Does Ninja get no points? 


Ninjatune said:


> *Scoring - *Dirk 29
> *Rebounds -* Dirk 12
> *Assists -* Harris 6
> 
> ...


*Actual #'s*
Scoring - Howard 25
Rebounds - Howard 11
Assists - Harris 5

Mavs - 100
Pacers - 91

I should get at least 4 points or so..... or I could be way off.


----------



## edwardcyh (Dec 13, 2005)

Ninjatune said:


> Does Ninja get no points?
> 
> I should get at least 4 points or so..... or I could be way off.

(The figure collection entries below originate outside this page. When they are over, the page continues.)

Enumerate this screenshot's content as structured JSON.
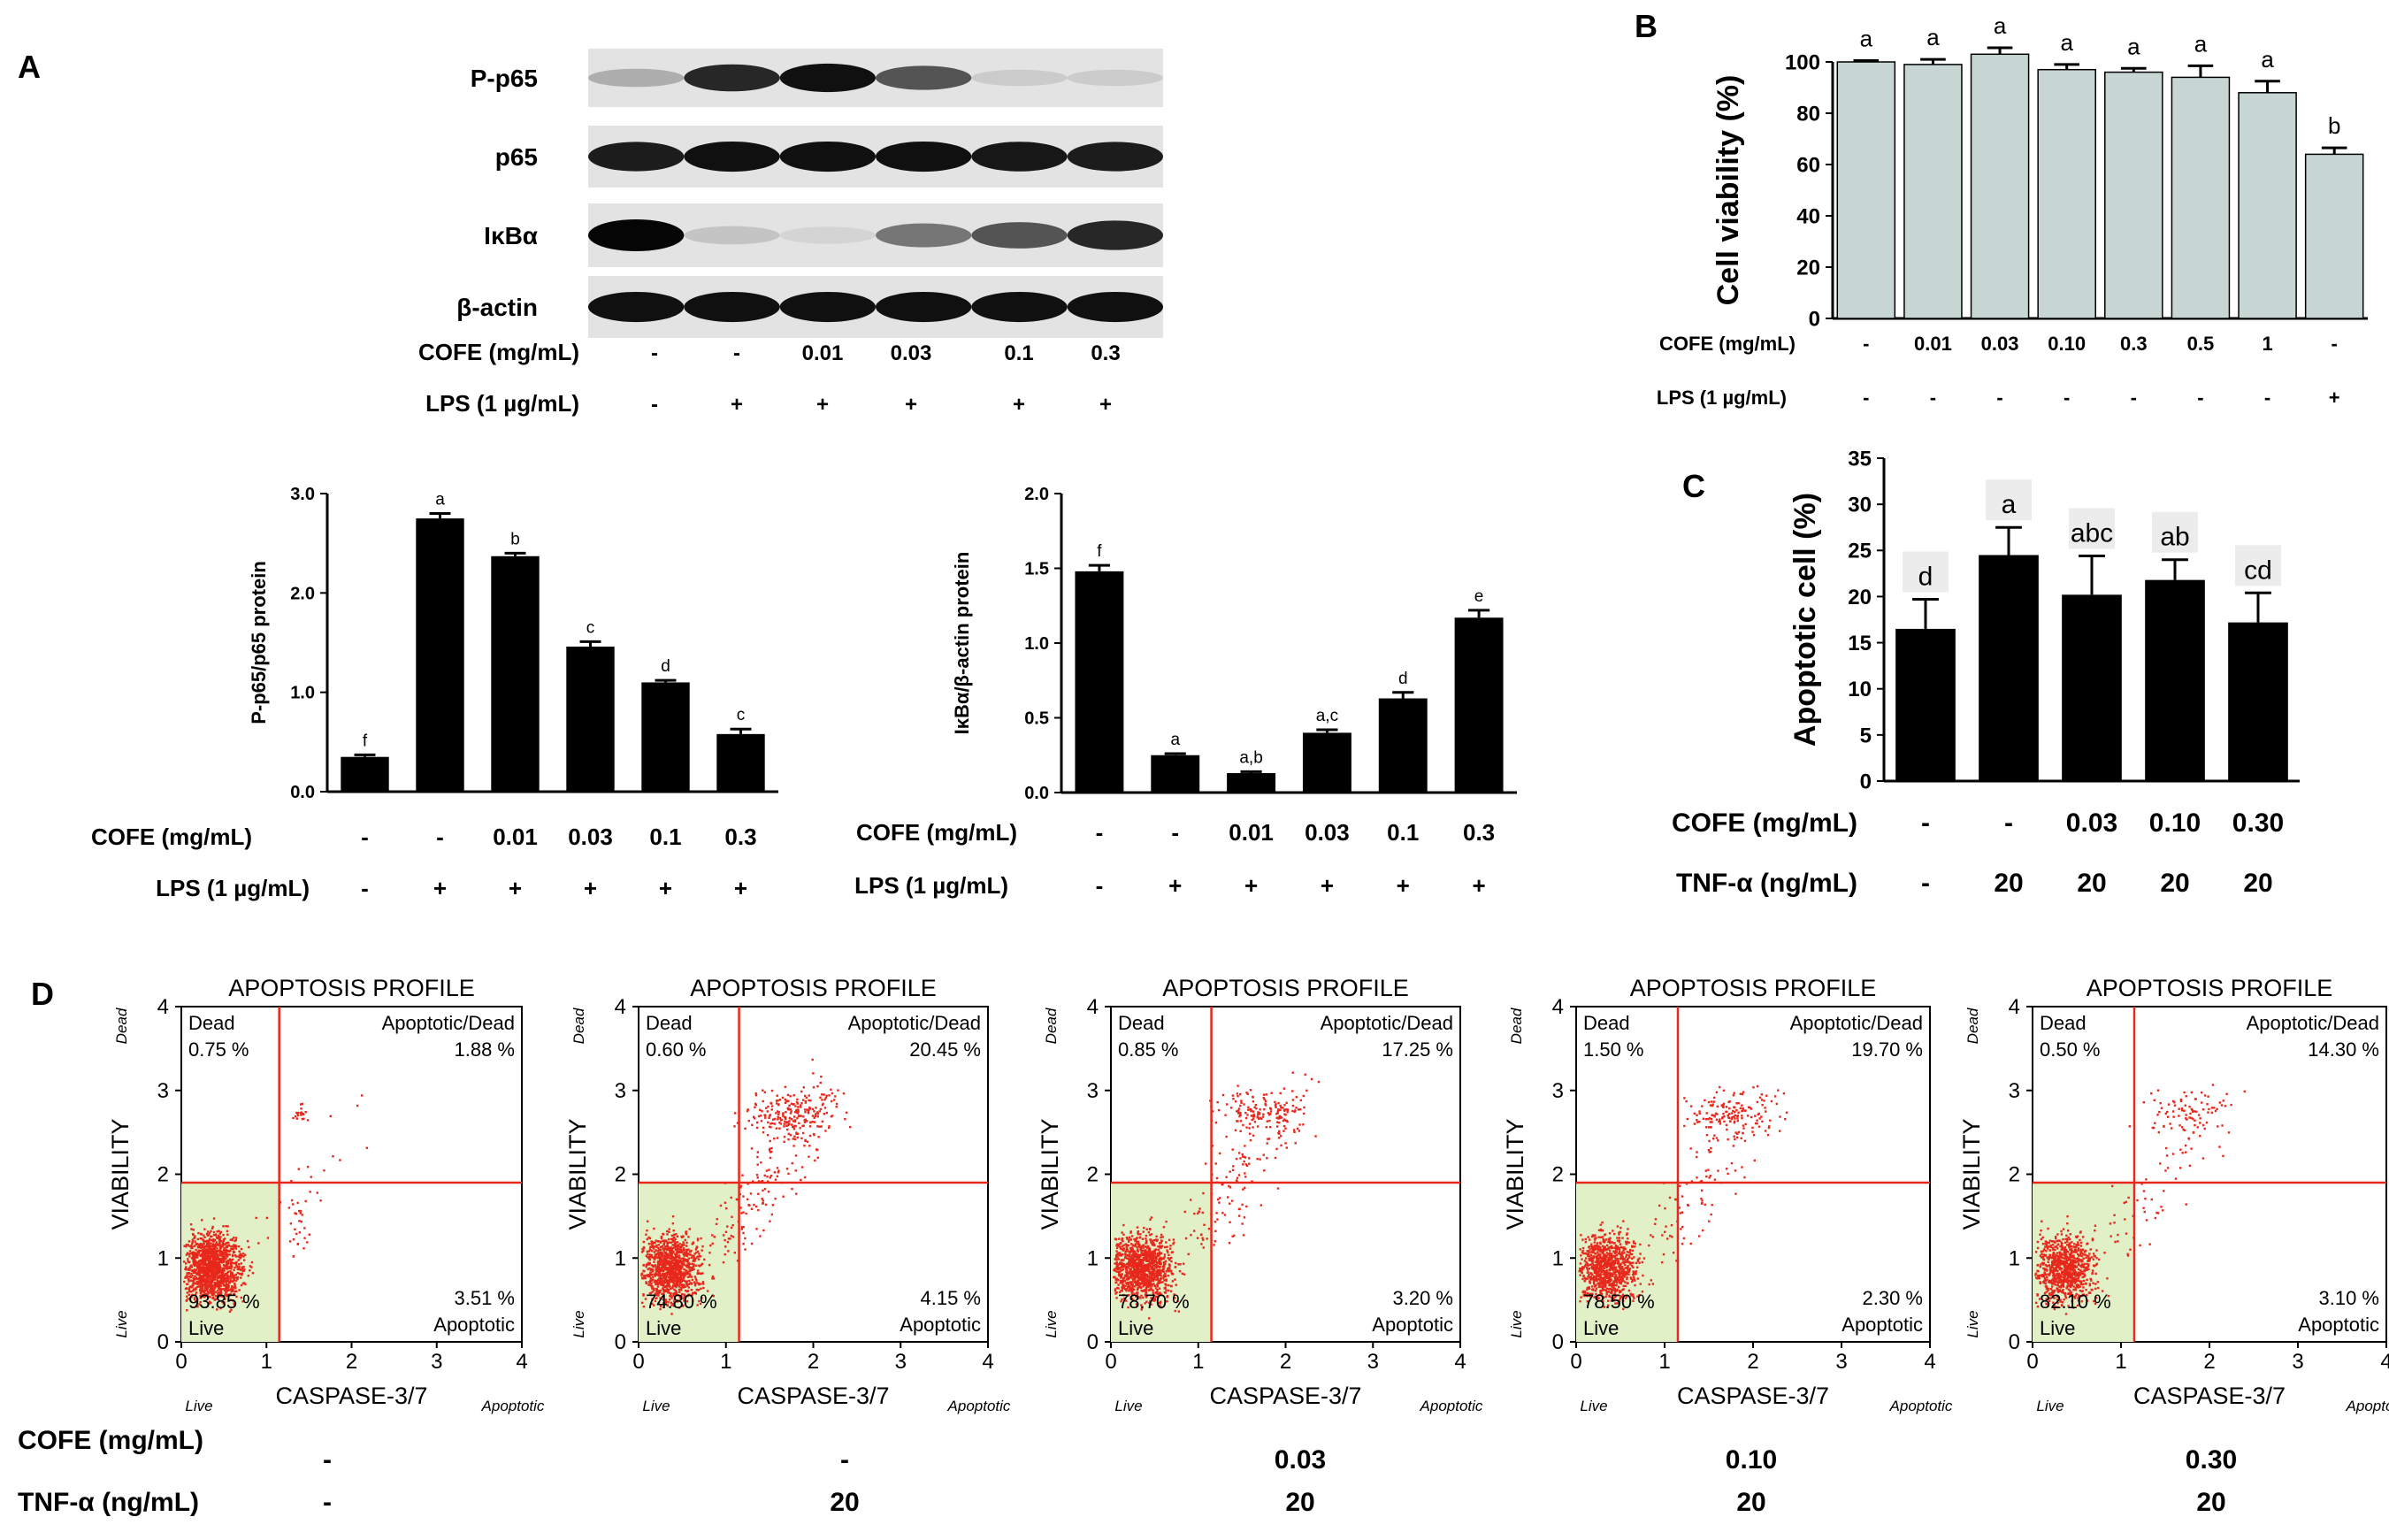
{
  "panels": {
    "A": {
      "letter": "A",
      "blot": {
        "bands": [
          "P-p65",
          "p65",
          "IκBα",
          "β-actin"
        ],
        "conditions": {
          "cofe_label": "COFE (mg/mL)",
          "cofe": [
            "-",
            "-",
            "0.01",
            "0.03",
            "0.1",
            "0.3"
          ],
          "lps_label": "LPS (1 µg/mL)",
          "lps": [
            "-",
            "+",
            "+",
            "+",
            "+",
            "+"
          ]
        }
      }
    },
    "B": {
      "letter": "B"
    },
    "C": {
      "letter": "C"
    },
    "D": {
      "letter": "D",
      "cofe_label": "COFE (mg/mL)",
      "cofe": [
        "-",
        "-",
        "0.03",
        "0.10",
        "0.30"
      ],
      "tnf_label": "TNF-α (ng/mL)",
      "tnf": [
        "-",
        "20",
        "20",
        "20",
        "20"
      ]
    }
  },
  "chart_data": [
    {
      "panel": "A (left)",
      "type": "bar",
      "categories": [
        "1",
        "2",
        "3",
        "4",
        "5",
        "6"
      ],
      "values": [
        0.35,
        2.75,
        2.37,
        1.46,
        1.1,
        0.58
      ],
      "errors": [
        0.02,
        0.05,
        0.03,
        0.05,
        0.02,
        0.05
      ],
      "letters": [
        "f",
        "a",
        "b",
        "c",
        "d",
        "c"
      ],
      "ylabel": "P-p65/p65 protein",
      "ylim": [
        0,
        3.0
      ],
      "yticks": [
        "0.0",
        "1.0",
        "2.0",
        "3.0"
      ],
      "conditions": {
        "cofe_label": "COFE (mg/mL)",
        "cofe": [
          "-",
          "-",
          "0.01",
          "0.03",
          "0.1",
          "0.3"
        ],
        "lps_label": "LPS (1 µg/mL)",
        "lps": [
          "-",
          "+",
          "+",
          "+",
          "+",
          "+"
        ]
      },
      "bar_color": "#000000"
    },
    {
      "panel": "A (right)",
      "type": "bar",
      "categories": [
        "1",
        "2",
        "3",
        "4",
        "5",
        "6"
      ],
      "values": [
        1.48,
        0.25,
        0.13,
        0.4,
        0.63,
        1.17
      ],
      "errors": [
        0.04,
        0.01,
        0.01,
        0.02,
        0.04,
        0.05
      ],
      "letters": [
        "f",
        "a",
        "a,b",
        "a,c",
        "d",
        "e"
      ],
      "ylabel": "IκBα/β-actin protein",
      "ylim": [
        0,
        2.0
      ],
      "yticks": [
        "0.0",
        "0.5",
        "1.0",
        "1.5",
        "2.0"
      ],
      "conditions": {
        "cofe_label": "COFE (mg/mL)",
        "cofe": [
          "-",
          "-",
          "0.01",
          "0.03",
          "0.1",
          "0.3"
        ],
        "lps_label": "LPS (1 µg/mL)",
        "lps": [
          "-",
          "+",
          "+",
          "+",
          "+",
          "+"
        ]
      },
      "bar_color": "#000000"
    },
    {
      "panel": "B",
      "type": "bar",
      "categories": [
        "1",
        "2",
        "3",
        "4",
        "5",
        "6",
        "7",
        "8"
      ],
      "values": [
        100,
        99,
        103,
        97,
        96,
        94,
        88,
        64
      ],
      "errors": [
        0.5,
        2,
        2.5,
        2,
        1.5,
        4.5,
        4.5,
        2.5
      ],
      "letters": [
        "a",
        "a",
        "a",
        "a",
        "a",
        "a",
        "a",
        "b"
      ],
      "ylabel": "Cell viability (%)",
      "ylim": [
        0,
        100
      ],
      "yticks": [
        "0",
        "20",
        "40",
        "60",
        "80",
        "100"
      ],
      "conditions": {
        "cofe_label": "COFE (mg/mL)",
        "cofe": [
          "-",
          "0.01",
          "0.03",
          "0.10",
          "0.3",
          "0.5",
          "1",
          "-"
        ],
        "lps_label": "LPS (1 µg/mL)",
        "lps": [
          "-",
          "-",
          "-",
          "-",
          "-",
          "-",
          "-",
          "+"
        ]
      },
      "bar_color": "#c8d6d3"
    },
    {
      "panel": "C",
      "type": "bar",
      "categories": [
        "1",
        "2",
        "3",
        "4",
        "5"
      ],
      "values": [
        16.5,
        24.5,
        20.2,
        21.8,
        17.2
      ],
      "errors": [
        3.2,
        3.0,
        4.2,
        2.2,
        3.2
      ],
      "letters": [
        "d",
        "a",
        "abc",
        "ab",
        "cd"
      ],
      "ylabel": "Apoptotic cell (%)",
      "ylim": [
        0,
        35
      ],
      "yticks": [
        "0",
        "5",
        "10",
        "15",
        "20",
        "25",
        "30",
        "35"
      ],
      "conditions": {
        "cofe_label": "COFE (mg/mL)",
        "cofe": [
          "-",
          "-",
          "0.03",
          "0.10",
          "0.30"
        ],
        "tnf_label": "TNF-α (ng/mL)",
        "tnf": [
          "-",
          "20",
          "20",
          "20",
          "20"
        ]
      },
      "bar_color": "#000000"
    },
    {
      "panel": "D",
      "type": "scatter",
      "title": "APOPTOSIS PROFILE",
      "xlabel": "CASPASE-3/7",
      "ylabel": "VIABILITY",
      "xlim": [
        0,
        4
      ],
      "ylim": [
        0,
        4
      ],
      "ticks": [
        "0",
        "1",
        "2",
        "3",
        "4"
      ],
      "x_end_labels": [
        "Live",
        "Apoptotic"
      ],
      "y_end_labels": [
        "Live",
        "Dead"
      ],
      "quadrant_names": [
        "Dead",
        "Apoptotic/Dead",
        "Live",
        "Apoptotic"
      ],
      "gate_x": 1.15,
      "gate_y": 1.9,
      "plots": [
        {
          "dead": "0.75 %",
          "apoptotic_dead": "1.88 %",
          "live": "93.85 %",
          "apoptotic": "3.51 %"
        },
        {
          "dead": "0.60 %",
          "apoptotic_dead": "20.45 %",
          "live": "74.80 %",
          "apoptotic": "4.15 %"
        },
        {
          "dead": "0.85 %",
          "apoptotic_dead": "17.25 %",
          "live": "78.70 %",
          "apoptotic": "3.20 %"
        },
        {
          "dead": "1.50 %",
          "apoptotic_dead": "19.70 %",
          "live": "78.50 %",
          "apoptotic": "2.30 %"
        },
        {
          "dead": "0.50 %",
          "apoptotic_dead": "14.30 %",
          "live": "82.10 %",
          "apoptotic": "3.10 %"
        }
      ],
      "point_color": "#e8281c",
      "live_fill": "#e2f0c8"
    }
  ]
}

I think you have 8 points...


----------



## edwardcyh (Dec 13, 2005)

croco said:


> Bush ?


Don't make me start cracking "yo mama" jokes...

:biggrin:


----------



## croco (Feb 14, 2005)

edwardcyh said:


> Don't make me start cracking "yo mama" jokes...
> 
> :biggrin:


:bananallama:


----------



## melo4life (Jun 5, 2006)

yeah so srry guys i forgot i wasnt feeling 100% but ninja you got 8 points, croco you got 10 points,, srry guys


----------



## edwardcyh (Dec 13, 2005)

I STILL WON! :yay:


----------



## melo4life (Jun 5, 2006)

good work buddy:clap2: i might not be able to do the predictions next week cause i am going away but i can do it for the spurs game today,, if you guys want to do it next week, someone will have to fill in for me until i get back which is thursday


----------



## edwardcyh (Dec 13, 2005)

melo4life said:


> good work buddy:clap2: i might not be able to do the predictions next week cause i am going away but i can do it for the spurs game today,, if you guys want to do it next week, someone will have to fill in for me until i get back which is thursday


Sure. We'll gladly help out. :cheers:


----------